I love my dogs and cats. They bring me joy and happiness. They are my babies so soft and lovable. I never feel alone when they are with me. To you, my beautiful, loving companions, always so faithful and willing to please me. They keep nothing from me, except maybe a little pee or poop in a hidden spot. I don’t know what I would do without you, my furry little family. You all mean the world to me.

Dear House,

I love my house. I miss you so. Just waiting for the day I will return to you. You bring me pride and joy. I love the rain coming down when I am on the deck, the pitter patter of soft and heavy rain, the scenery of your land, trees, grass, cat o’nine tails, and lilac flowers. I will always be happy there. You make me feel safe.

Dear [me] at 45,

You always try to please everyone, give love to anyone that needs it. You were very unaware of what your life was about to go through. Mike came along and I fell in love. He had a hard upbringing and I wanted to show him the beauty of little things. YOu thought you could change him, give him some class. Then, little by little, you were getting scared, he showed signs of anger. I will calm him down, I told myself. That never happened. He started to control me, my life. I was trying to adjust, not really knowing what to do. Why didn’t you tell anyone he was abusing you? You didn’t listen to anyone. Everyone saw what a leech he was, except you. They told you to get away. Why didn’t you listen? I was fooled like by the devil.
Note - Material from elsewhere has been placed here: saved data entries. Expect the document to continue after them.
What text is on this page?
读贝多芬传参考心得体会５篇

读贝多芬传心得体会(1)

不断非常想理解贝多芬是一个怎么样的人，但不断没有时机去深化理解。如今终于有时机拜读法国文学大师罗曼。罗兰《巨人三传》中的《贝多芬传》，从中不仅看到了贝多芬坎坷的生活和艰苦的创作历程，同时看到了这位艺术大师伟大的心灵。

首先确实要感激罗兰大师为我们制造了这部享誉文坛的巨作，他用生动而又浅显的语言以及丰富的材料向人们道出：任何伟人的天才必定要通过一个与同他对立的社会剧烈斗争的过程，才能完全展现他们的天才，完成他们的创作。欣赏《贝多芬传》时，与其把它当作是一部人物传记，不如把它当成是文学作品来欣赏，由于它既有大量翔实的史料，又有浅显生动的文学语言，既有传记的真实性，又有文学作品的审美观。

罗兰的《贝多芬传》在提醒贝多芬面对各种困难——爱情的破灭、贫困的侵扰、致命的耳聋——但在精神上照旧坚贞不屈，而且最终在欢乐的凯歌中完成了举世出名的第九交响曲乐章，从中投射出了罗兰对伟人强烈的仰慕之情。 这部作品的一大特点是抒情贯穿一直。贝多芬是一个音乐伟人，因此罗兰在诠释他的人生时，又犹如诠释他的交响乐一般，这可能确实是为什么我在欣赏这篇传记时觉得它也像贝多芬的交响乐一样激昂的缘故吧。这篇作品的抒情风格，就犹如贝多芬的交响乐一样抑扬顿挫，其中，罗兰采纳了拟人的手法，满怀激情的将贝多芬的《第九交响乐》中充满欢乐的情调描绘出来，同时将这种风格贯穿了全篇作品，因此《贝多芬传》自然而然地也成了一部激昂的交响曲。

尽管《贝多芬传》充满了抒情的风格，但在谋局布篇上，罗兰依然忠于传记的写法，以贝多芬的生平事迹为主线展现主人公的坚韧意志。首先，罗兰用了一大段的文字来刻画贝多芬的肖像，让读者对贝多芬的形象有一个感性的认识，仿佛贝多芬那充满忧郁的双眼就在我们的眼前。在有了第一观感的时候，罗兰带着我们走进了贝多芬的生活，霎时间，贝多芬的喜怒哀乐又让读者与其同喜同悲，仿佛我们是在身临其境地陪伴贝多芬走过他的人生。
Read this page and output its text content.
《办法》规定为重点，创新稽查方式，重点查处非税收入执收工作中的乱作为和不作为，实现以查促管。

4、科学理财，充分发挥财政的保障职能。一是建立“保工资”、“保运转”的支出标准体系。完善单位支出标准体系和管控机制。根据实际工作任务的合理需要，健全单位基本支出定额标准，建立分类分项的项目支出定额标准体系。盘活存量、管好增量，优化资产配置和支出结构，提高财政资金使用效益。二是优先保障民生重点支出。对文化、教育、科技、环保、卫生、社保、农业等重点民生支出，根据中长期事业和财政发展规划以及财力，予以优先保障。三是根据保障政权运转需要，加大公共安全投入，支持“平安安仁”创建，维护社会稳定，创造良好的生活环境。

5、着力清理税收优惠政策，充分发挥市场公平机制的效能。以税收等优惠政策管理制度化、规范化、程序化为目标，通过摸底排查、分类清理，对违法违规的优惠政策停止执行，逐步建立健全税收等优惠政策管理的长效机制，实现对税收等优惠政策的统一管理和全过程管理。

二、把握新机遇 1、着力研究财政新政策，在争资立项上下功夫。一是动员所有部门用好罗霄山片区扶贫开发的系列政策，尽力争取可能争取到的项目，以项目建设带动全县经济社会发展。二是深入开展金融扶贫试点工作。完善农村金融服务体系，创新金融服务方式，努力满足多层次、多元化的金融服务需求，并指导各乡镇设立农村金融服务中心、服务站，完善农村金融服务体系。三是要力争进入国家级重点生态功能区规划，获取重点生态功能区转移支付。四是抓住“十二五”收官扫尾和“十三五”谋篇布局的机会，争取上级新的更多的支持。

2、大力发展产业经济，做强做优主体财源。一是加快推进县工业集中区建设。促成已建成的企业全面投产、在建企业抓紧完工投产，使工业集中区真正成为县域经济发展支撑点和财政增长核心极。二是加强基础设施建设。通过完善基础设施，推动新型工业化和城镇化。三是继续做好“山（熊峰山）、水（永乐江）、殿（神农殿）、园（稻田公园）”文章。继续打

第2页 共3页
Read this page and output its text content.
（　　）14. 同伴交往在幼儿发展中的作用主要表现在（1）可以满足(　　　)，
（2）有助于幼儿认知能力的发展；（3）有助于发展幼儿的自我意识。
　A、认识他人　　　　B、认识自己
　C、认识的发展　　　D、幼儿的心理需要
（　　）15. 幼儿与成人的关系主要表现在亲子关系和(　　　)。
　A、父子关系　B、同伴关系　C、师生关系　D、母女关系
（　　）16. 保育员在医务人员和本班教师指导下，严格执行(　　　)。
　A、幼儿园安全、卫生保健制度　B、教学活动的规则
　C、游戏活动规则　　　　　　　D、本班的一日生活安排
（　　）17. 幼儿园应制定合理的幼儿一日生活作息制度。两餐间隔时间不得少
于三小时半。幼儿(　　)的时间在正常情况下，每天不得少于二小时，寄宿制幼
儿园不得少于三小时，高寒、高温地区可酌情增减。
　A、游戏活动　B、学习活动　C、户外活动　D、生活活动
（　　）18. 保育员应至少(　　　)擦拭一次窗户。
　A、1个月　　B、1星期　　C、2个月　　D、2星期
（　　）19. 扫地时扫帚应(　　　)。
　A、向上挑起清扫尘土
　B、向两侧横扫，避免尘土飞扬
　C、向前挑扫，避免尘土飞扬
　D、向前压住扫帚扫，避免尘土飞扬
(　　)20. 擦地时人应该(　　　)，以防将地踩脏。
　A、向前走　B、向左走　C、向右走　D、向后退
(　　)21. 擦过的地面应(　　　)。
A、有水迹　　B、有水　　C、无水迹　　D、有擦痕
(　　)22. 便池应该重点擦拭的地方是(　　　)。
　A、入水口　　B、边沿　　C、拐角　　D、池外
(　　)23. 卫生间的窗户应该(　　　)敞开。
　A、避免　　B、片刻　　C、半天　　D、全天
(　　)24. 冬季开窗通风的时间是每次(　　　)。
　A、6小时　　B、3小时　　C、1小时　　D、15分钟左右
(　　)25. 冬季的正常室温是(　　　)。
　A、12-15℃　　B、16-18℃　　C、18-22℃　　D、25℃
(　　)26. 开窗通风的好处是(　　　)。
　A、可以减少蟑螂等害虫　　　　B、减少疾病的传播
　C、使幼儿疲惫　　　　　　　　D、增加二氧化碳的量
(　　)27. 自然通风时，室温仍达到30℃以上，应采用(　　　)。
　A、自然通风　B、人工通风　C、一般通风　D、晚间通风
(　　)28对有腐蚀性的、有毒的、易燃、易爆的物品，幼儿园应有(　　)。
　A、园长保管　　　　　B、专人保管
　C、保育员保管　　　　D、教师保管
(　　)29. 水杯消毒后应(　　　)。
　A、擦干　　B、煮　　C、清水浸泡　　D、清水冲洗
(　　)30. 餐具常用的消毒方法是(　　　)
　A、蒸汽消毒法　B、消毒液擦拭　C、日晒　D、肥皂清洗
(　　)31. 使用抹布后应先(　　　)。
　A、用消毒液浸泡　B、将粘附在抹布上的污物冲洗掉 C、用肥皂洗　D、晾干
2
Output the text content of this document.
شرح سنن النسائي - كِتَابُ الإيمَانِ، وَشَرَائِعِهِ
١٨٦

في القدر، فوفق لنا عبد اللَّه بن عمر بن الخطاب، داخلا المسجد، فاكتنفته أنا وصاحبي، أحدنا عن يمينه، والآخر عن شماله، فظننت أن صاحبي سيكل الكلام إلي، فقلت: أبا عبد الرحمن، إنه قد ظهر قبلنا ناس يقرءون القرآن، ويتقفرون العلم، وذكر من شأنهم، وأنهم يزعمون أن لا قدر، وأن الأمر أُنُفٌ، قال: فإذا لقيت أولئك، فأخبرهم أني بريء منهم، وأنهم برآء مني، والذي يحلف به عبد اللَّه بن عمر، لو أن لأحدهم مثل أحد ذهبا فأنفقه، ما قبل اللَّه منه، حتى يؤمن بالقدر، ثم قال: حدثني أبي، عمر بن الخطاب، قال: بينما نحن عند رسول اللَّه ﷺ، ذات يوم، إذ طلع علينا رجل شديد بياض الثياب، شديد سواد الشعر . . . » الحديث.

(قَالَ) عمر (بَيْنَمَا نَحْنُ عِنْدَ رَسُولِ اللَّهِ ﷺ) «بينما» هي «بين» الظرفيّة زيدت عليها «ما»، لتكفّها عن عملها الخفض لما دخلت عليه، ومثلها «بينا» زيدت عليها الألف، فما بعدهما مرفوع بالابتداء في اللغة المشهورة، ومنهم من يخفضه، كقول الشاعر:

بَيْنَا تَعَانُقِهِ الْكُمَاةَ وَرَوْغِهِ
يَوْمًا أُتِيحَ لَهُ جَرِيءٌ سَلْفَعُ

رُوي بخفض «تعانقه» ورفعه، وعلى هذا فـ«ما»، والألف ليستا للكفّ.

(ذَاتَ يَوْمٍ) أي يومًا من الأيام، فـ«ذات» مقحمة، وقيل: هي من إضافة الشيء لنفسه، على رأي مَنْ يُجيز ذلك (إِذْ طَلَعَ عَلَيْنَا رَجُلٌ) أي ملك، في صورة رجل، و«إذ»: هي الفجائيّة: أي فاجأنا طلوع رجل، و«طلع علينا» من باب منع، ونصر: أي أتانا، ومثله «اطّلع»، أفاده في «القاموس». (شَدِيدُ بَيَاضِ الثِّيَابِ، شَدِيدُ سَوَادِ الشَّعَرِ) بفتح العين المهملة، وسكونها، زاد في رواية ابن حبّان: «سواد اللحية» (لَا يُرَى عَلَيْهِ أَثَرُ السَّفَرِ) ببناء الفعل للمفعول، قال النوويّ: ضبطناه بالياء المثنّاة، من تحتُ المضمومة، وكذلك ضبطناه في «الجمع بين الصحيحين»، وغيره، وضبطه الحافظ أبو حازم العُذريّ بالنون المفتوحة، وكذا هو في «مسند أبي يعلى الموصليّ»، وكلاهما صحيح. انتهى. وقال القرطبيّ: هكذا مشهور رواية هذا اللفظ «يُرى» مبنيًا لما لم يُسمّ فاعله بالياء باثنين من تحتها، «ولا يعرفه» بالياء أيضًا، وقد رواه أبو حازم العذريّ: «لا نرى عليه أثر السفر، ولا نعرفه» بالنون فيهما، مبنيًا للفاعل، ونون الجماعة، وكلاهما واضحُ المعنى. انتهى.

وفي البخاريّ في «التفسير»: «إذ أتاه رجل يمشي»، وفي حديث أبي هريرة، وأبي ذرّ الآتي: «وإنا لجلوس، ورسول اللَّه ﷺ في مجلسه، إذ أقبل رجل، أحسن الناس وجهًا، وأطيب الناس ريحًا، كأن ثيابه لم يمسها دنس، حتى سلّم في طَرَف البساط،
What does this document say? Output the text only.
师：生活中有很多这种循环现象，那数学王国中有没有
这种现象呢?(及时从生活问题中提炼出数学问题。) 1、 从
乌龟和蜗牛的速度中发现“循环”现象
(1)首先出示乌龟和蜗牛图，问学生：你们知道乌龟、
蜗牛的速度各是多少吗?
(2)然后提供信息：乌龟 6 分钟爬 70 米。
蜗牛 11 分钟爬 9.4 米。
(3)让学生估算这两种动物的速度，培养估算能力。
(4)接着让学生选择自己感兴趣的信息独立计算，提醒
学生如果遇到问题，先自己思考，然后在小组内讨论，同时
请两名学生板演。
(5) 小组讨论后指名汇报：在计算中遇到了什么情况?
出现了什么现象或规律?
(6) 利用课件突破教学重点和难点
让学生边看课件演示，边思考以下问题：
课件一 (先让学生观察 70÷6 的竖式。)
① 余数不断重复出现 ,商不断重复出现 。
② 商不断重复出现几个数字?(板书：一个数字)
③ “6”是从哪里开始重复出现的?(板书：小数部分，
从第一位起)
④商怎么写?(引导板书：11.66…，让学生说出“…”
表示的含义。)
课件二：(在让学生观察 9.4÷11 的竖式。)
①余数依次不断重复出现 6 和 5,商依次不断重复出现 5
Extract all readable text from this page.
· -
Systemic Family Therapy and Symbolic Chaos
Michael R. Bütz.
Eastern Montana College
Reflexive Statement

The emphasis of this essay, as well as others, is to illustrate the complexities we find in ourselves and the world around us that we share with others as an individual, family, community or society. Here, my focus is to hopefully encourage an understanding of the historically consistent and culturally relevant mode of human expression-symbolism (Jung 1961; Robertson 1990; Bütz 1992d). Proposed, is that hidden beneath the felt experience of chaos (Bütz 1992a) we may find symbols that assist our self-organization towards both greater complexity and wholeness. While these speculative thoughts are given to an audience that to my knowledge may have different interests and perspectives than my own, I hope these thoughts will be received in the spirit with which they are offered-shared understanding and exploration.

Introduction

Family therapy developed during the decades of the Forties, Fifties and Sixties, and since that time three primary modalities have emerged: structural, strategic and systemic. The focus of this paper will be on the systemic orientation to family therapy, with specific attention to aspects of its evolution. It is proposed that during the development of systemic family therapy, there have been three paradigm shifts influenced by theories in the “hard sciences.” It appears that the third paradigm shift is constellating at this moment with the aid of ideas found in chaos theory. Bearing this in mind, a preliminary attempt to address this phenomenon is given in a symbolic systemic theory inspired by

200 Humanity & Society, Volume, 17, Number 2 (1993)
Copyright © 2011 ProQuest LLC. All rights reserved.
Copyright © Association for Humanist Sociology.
You were afraid and ashamed.

You should have told your family and friends, they would have understood. He was the biggest downfall in your life for 14 years. What was wrong with me? Why was I so stupid? It was because he told me I was stupid and ugly. I am glad he is out of my life now. But his pathological lies got you time in prison. Be smart and beautiful now, you are going to make it and become someone you love again. Good luck.